SAN DIEGO (CN) – Federal prosecutors accused two Chula Vista telemarketers of defrauding hundreds of victims of $1.5 million by falsely claiming they were affiliated with the government and could get them home loan modifications.
The criminal indictments accuse Jose Ruiz, 37, and Christian Hidalgo, 36, of mail fraud and money laundering. Ruiz faces six counts, including wire fraud; Hidalgo faces five counts.
“Ruiz and Hidalgo executed similar schemes in which they sent misleading solicitation letters that contained false claims about their ability to obtain loan modifications for homeowners unable to make their payments,” prosecutors said in a statement announcing the two indictments, which the U.S. Attorney’s Office released together. (Click document icon on Courthouse News home page.)
“Among other things, the solicitation letters fraudulently indicated that the defendants were affiliated with the United States Department of Housing and Urban
Development (‘HUD’) and other governmental agencies, and directed potential victims to contact one of the defendants’ entities operating in San Diego,” the U.S. Attorney’s Office said. “Both Ruiz and Hidalgo also operated websites that used similarly misleading advertisements for mortgage loan modification services.
“According to the indictments, Ruiz and Hidalgo would often use aliases or pseudonyms to conceal their true identities, and would falsely represent to victims that they would negotiate a mortgage loan modification on the victim’s behalf for little or no money. The indictments allege that the defendants would then direct the victim homeowners to send their monthly mortgage payments directly to business entities controlled by the defendants, rather than to their mortgage lenders. As a result, many of the victims’ mortgages went into default.

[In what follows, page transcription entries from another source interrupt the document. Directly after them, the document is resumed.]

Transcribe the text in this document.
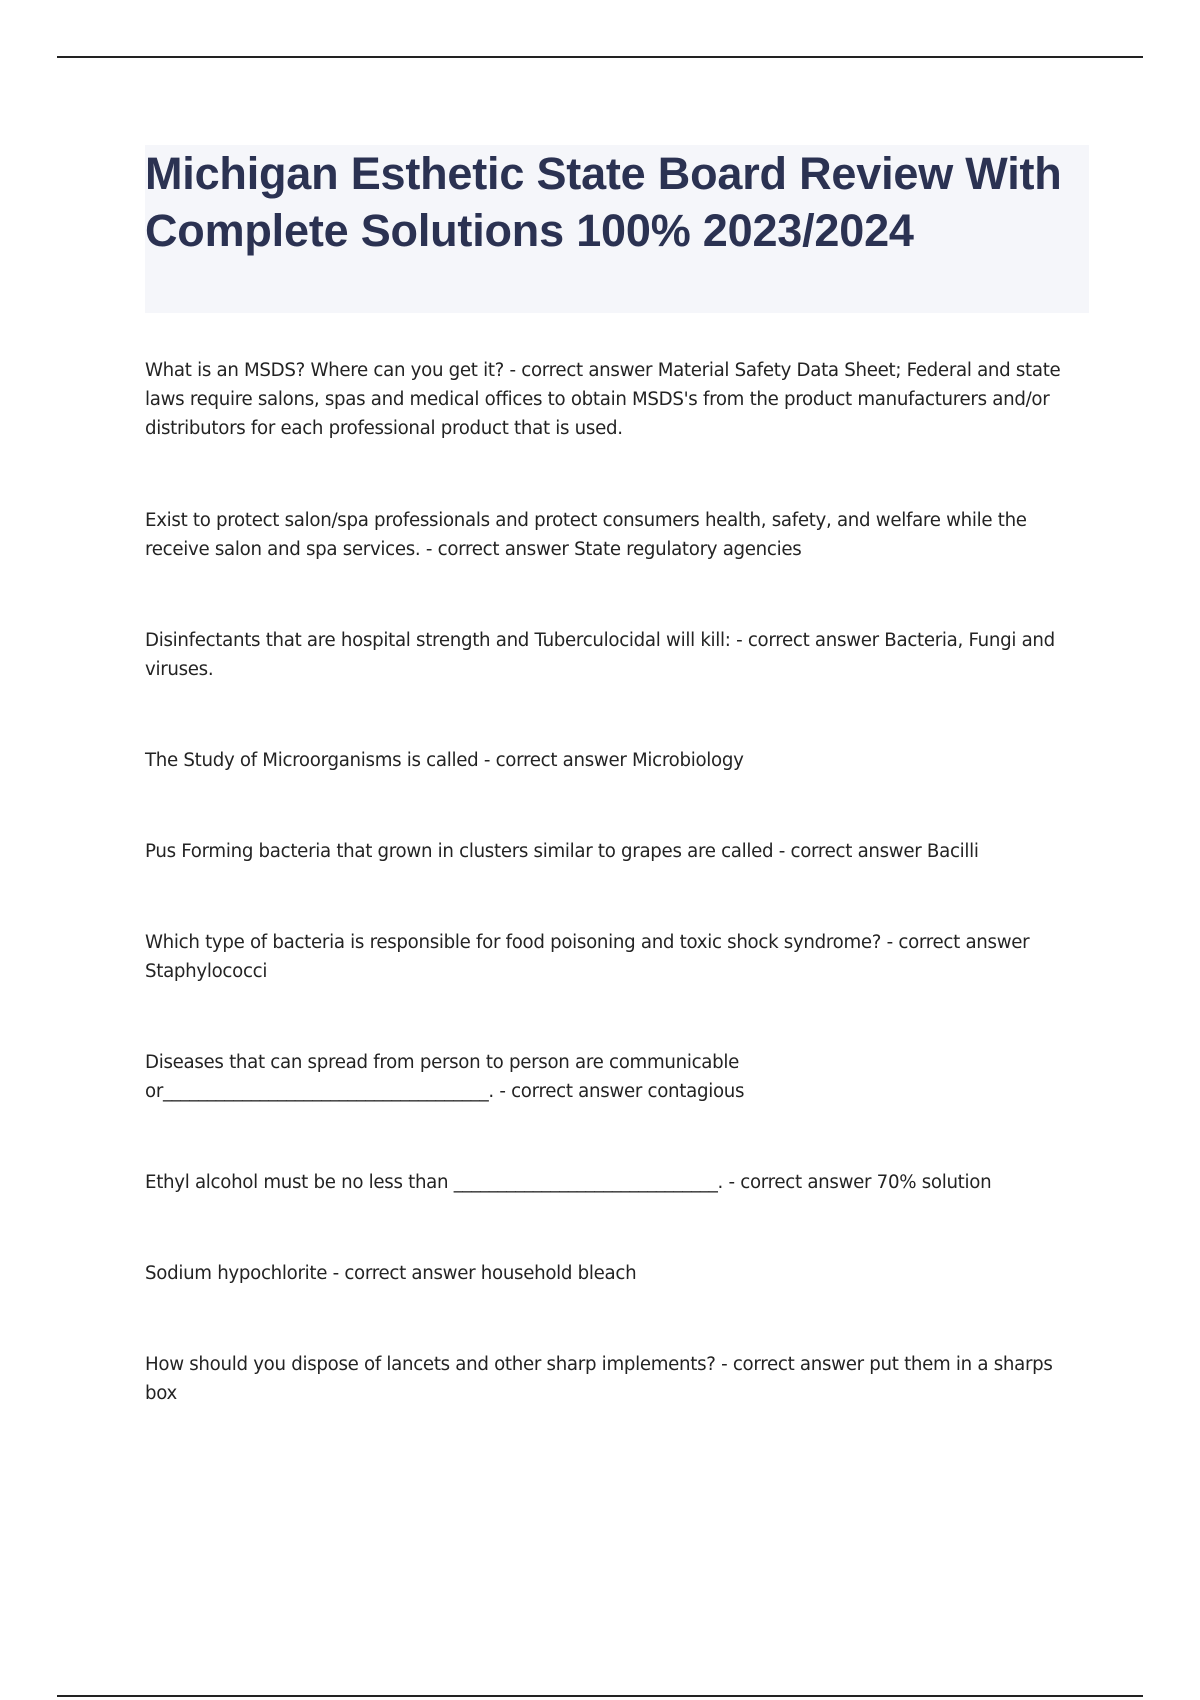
Michigan Esthetic State Board Review With Complete Solutions 100% 2023/2024

What is an MSDS? Where can you get it? - correct answer Material Safety Data Sheet; Federal and state laws require salons, spas and medical offices to obtain MSDS's from the product manufacturers and/or distributors for each professional product that is used.

Exist to protect salon/spa professionals and protect consumers health, safety, and welfare while the receive salon and spa services. - correct answer State regulatory agencies

Disinfectants that are hospital strength and Tuberculocidal will kill: - correct answer Bacteria, Fungi and viruses.

The Study of Microorganisms is called - correct answer Microbiology

Pus Forming bacteria that grown in clusters similar to grapes are called - correct answer Bacilli

Which type of bacteria is responsible for food poisoning and toxic shock syndrome? - correct answer Staphylococci

Diseases that can spread from person to person are communicable or_____________________________________. - correct answer contagious

Ethyl alcohol must be no less than ______________________________. - correct answer 70% solution

Sodium hypochlorite - correct answer household bleach

How should you dispose of lancets and other sharp implements? - correct answer put them in a sharps box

“According to the indictments, many of the victim homeowners would forgo sending their mortgage payments to their lenders based upon the defendants’ representation that the mortgage payments would be segregated in a ‘reserve’ or ‘escrow’ account. But as alleged in the indictments, the victims’ funds were not secured in this manner, but were actually used to pay the defendants’ personal expenses, provide commissions to the defendants’ employees, and purchase items for the defendants’ personal use, including vehicles and jewelry.”
If convicted, both men face long stretches in prison and stiff fines: 20 years for wire fraud, 20 years for mail fraud, with $1 million fine for each, and 10 years for money laundering, plus a $250,000 fine.